Stockport plans to fund leisure scheme with £43m loan

STOCKPORT Council wants to borrow £43.4m to kickstart a new leisure scheme at the Bridgefield site.

The planned development off Great Egerton St – adjacent to Debenhams – will include a nine-screen cinema, eight restraurants, two shops and a 400-space multi-storey car park.

The council is now in talks with a cinema operator and will seek pre-lets at seven of the units.

Stockport has already agreed to pump £18.5m into the second phase of the Exchange hotel and offices scheme at the train station.

Last year a council report admitted the Bridgefield scheme was commercially unviable but the authority now says it is moving towards “financial deliverability” because of some of the preparatory work it has carried out. The town’s existing Grand Central cinema will also close in 2015.

A document prepared ahead of an environment and economy scrutiny committee meeting explains the council wants to fund the project because the cost of commercial finance means a developer would need some kind of gap funding.

It also said it needs to bring on the scheme to secure future investment from Debenhams as the department store has said it will only invest in the town if improvements are made to car parking and the public areas.
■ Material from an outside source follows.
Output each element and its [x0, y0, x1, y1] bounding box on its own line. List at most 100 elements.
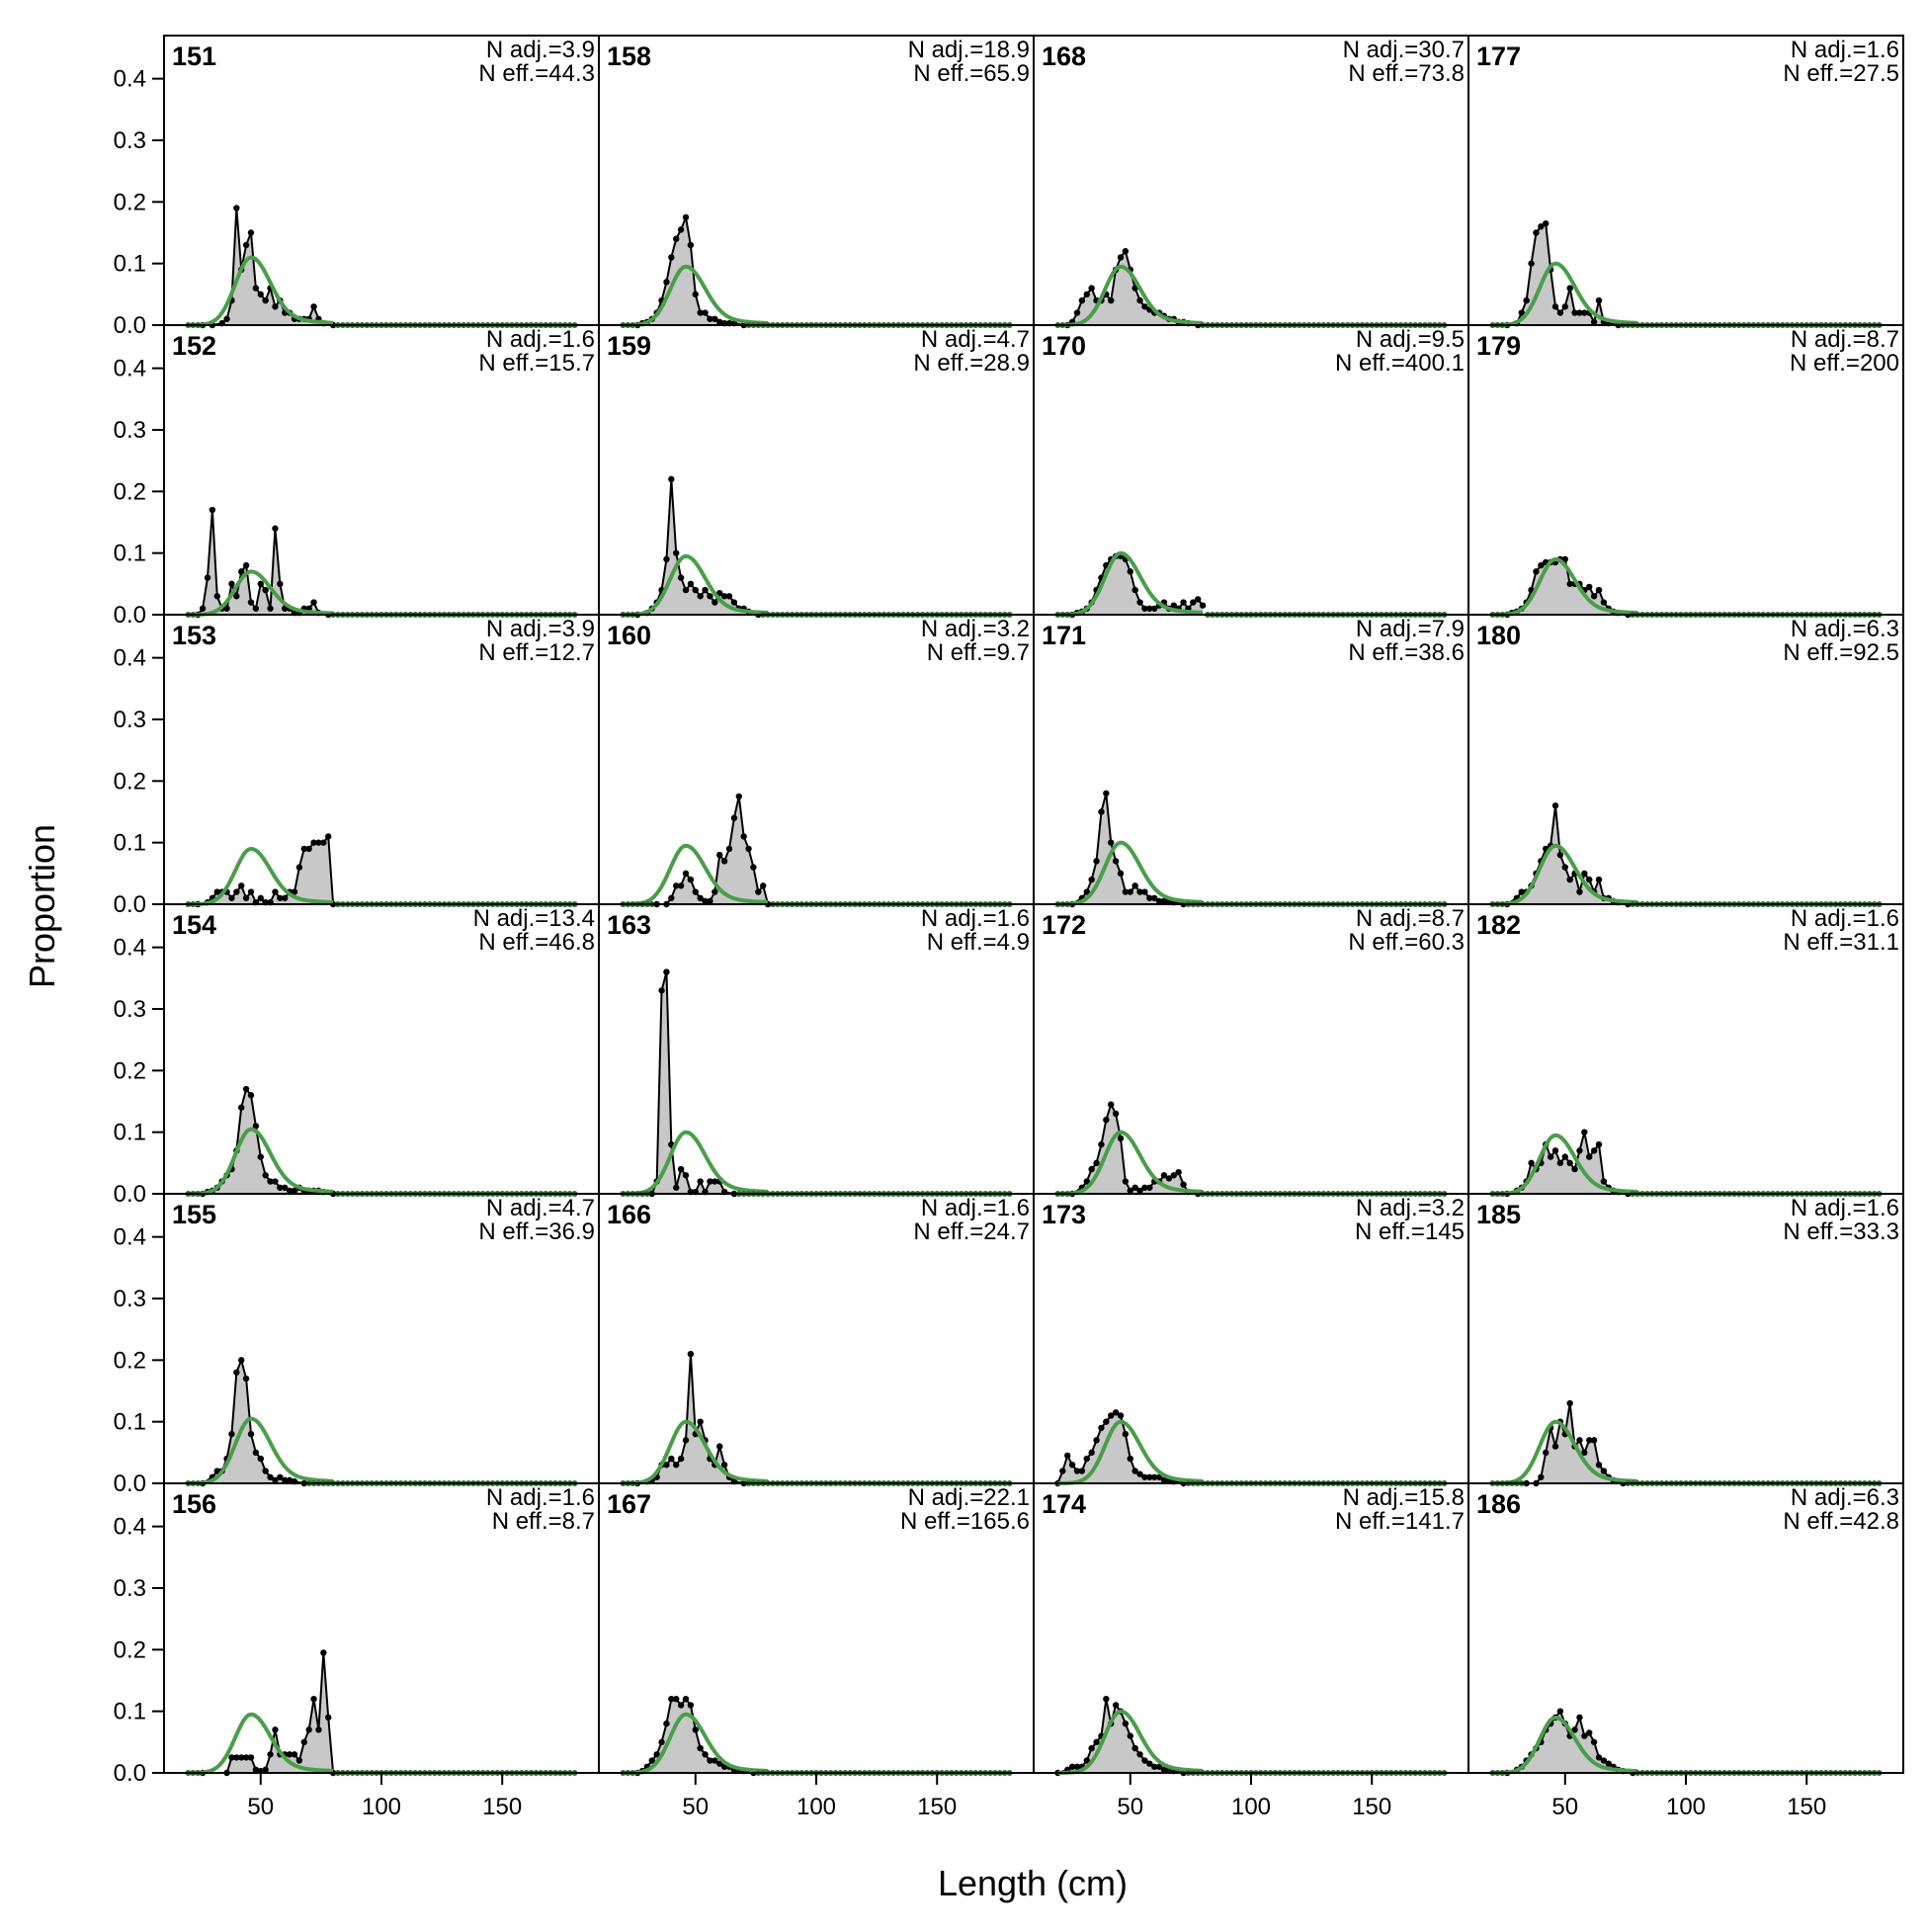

The seven-acre site currently consists of a car park and six retail units which will be demolished. Ambitious £500m plans for the site were drawn up by Lend Lease but abandoned fours years ago when the market went sour.

In early 2012 the council acquired the long leasehold on the Debenhams building and car park, and has also approved buying up more buildings on the site to create a new public square linking the leisure scheme to Mersey Way Shopping Centre.

The report said: “There is only one option immediately available to finance this scheme which would be to ultilise prudential borrowing. This is available to the council at a lower cost than commercial funding.

“The council could then choose to hold the assets long term or dispose of them when the capital value exceeds the outstanding debt. The use of prudential borrowing would allow the council to access loan rates with the public works loan board and also provide flexibility in terms of future disposals and profiling of debt and interest repayments.”

If funding is approved the scheme could start on site in 2015 and open the following year.